If the current political climate is any indication, Sommer may well be
right. Existing sodomy laws are often dismissed as relics of the
jurisprudential past. Even antigay conservatives have denounced the laws as
affronts to individual liberty.
And the prosecutor in the Jefferson County case, Bob Wilkins, came close to
apologizing for invoking the statute. However, he told the St. Louis
Post-Dispatch that the action was needed to stop the "open and
notorious activities at Award Video."
Despite the growing discomfort with the laws, they are proving
extraordinarily difficult to overturn. "My sense is that the real frontal
confrontations of these laws have come to a virtual standstill in the
remaining states," says David J. Garrow, author of Liberty and Sexuality:
The Right to Privacy and the Making of Roe v. Wade. "As is the
case with abortion-funding litigation, the states where advocates of reform
have a good chance have been pretty much worked over. What’s left are states
with the most hesitant judiciaries and legislatures."
Missouri is a case in point. The statewide gay rights group PROMO was
founded in 1986 specifically to fight the same-sex sodomy law. Jeff Wunrow,
PROMO’s executive director, says his group has until recently received
little help from the legislature. "It got to the point where we stopped
filing repeal legislation because it was not going anywhere," he says.
"It’s a hard case, partly because the other side always points out that
it’s rarely enforced.
"We were also losing the battle of sound bites," Wunrow adds.
"We keep talking about getting police out of the bedroom, but then
legislators who support that argument get phone calls asking how they can
support anal sex. These are issues they don’t want to talk about."
Even so, Wunrow remains optimistic. Term limits will force a major
realignment of the state legislature in November, and the influence of
conservatives is on the wane.
And in February openly gay state representative Tim Van Zandt circulated a
letter to legislators enumerating the states that have repealed similar laws
in the past few years and calling on his colleagues to do the same.
Thirty-three of the state’s 162 representatives signed the letter.
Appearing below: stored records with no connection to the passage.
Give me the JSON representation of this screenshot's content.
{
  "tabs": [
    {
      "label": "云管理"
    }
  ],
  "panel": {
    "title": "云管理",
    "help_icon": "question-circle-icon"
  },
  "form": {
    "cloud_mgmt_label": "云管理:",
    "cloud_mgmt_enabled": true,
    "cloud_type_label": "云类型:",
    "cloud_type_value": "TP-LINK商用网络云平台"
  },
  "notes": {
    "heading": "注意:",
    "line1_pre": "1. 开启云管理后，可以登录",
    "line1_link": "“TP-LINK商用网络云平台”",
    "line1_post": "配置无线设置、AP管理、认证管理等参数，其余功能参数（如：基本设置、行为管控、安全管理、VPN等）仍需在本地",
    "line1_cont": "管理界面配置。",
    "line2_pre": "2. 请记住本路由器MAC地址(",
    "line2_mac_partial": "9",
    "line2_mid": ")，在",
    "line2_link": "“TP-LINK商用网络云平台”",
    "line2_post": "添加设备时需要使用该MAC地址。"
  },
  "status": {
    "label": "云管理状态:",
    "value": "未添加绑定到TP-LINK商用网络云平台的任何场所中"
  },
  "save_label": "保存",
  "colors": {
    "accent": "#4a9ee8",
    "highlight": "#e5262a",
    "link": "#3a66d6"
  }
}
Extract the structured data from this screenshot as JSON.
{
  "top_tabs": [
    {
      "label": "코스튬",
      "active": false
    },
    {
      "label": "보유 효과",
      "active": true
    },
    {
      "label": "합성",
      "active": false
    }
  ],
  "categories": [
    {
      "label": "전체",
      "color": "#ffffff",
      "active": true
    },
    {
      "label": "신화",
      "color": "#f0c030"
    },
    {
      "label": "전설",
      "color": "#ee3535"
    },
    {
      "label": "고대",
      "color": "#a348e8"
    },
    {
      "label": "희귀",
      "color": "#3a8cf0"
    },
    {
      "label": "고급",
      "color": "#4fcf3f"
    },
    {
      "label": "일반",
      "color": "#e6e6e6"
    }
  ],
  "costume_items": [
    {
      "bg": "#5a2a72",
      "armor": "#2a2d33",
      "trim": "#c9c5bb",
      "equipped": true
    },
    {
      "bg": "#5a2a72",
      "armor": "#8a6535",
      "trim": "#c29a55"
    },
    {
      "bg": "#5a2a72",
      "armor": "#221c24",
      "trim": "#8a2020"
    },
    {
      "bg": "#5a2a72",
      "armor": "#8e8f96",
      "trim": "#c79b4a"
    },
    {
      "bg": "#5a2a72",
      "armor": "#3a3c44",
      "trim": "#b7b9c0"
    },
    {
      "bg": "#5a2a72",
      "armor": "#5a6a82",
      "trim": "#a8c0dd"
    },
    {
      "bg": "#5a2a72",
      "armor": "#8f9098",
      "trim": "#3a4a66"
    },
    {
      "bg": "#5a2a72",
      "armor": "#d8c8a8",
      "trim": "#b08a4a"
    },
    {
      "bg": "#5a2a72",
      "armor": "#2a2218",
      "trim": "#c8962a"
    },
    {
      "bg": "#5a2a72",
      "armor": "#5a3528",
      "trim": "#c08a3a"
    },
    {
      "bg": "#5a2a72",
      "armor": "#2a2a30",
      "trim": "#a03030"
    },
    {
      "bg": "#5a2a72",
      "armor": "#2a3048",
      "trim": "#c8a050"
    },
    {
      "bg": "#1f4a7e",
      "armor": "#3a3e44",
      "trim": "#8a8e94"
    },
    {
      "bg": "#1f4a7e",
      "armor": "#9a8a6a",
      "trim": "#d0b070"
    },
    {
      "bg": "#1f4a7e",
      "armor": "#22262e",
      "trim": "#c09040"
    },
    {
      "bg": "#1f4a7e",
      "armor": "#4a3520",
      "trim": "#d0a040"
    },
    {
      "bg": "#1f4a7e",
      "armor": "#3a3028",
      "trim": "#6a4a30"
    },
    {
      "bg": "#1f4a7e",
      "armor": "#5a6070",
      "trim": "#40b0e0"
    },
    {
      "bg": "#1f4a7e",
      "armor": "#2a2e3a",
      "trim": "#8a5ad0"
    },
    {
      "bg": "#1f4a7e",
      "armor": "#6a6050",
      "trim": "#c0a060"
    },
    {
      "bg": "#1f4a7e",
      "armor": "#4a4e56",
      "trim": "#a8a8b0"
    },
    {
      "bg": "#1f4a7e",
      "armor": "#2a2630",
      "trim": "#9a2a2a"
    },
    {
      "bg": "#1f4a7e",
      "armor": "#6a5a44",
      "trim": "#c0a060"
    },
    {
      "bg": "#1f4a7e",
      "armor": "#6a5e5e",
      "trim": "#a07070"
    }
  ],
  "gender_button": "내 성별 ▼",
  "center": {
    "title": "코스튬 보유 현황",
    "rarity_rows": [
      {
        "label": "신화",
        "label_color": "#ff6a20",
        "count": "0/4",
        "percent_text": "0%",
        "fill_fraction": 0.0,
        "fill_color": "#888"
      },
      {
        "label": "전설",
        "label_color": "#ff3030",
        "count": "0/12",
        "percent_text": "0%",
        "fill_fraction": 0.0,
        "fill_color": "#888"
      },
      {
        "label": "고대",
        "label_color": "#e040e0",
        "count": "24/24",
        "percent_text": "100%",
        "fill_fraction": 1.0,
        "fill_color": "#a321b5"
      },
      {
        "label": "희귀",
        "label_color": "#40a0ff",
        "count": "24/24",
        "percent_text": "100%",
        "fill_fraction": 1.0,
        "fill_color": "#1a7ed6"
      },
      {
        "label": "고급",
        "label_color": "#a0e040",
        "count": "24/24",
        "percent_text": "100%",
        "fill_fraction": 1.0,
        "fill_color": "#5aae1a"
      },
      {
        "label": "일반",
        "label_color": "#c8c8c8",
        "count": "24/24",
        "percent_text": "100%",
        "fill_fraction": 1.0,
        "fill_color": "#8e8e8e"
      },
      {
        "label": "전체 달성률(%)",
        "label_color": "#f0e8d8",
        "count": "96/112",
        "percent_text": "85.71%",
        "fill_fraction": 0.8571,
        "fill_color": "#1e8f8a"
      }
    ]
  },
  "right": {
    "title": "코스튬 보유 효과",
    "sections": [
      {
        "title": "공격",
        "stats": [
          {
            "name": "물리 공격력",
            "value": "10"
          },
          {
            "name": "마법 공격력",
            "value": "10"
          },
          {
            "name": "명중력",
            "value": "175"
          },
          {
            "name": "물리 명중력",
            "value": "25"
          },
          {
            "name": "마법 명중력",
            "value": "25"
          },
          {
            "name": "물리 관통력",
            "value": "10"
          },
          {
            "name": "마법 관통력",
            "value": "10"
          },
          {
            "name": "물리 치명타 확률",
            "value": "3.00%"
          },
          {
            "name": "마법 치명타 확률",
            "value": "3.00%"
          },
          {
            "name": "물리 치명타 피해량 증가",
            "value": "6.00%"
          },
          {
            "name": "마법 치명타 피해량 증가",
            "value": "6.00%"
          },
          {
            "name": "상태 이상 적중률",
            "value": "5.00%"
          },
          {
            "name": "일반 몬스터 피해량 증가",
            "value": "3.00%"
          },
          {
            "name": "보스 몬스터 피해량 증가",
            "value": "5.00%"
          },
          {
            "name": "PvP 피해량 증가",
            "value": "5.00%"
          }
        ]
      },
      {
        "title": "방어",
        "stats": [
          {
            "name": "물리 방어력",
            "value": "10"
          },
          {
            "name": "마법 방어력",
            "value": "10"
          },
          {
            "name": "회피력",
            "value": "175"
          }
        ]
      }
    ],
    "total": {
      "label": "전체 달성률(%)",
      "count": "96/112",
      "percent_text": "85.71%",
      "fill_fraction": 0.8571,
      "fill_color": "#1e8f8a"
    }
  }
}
"Time will tell if this strategy will be effective or not, but given the
amount of turnover this year, it seems worth the effort to try," Wunrow
says.
Paradoxically, the adult-theater arrests may come to represent the demise
of the law in the courts. Should the men be found guilty and their appeal
reach the Missouri supreme court, four of the seven state supreme court judges
seem sympathetic to a challenge based on the state constitution, Lieberman
says. "Of course, you can never say for sure how judges will rule on any
case, but the facts of this case show how unfair the law is—how it targets
one group of people over another," she says. "We couldn’t have
invented a more striking example of why this law is so wrong."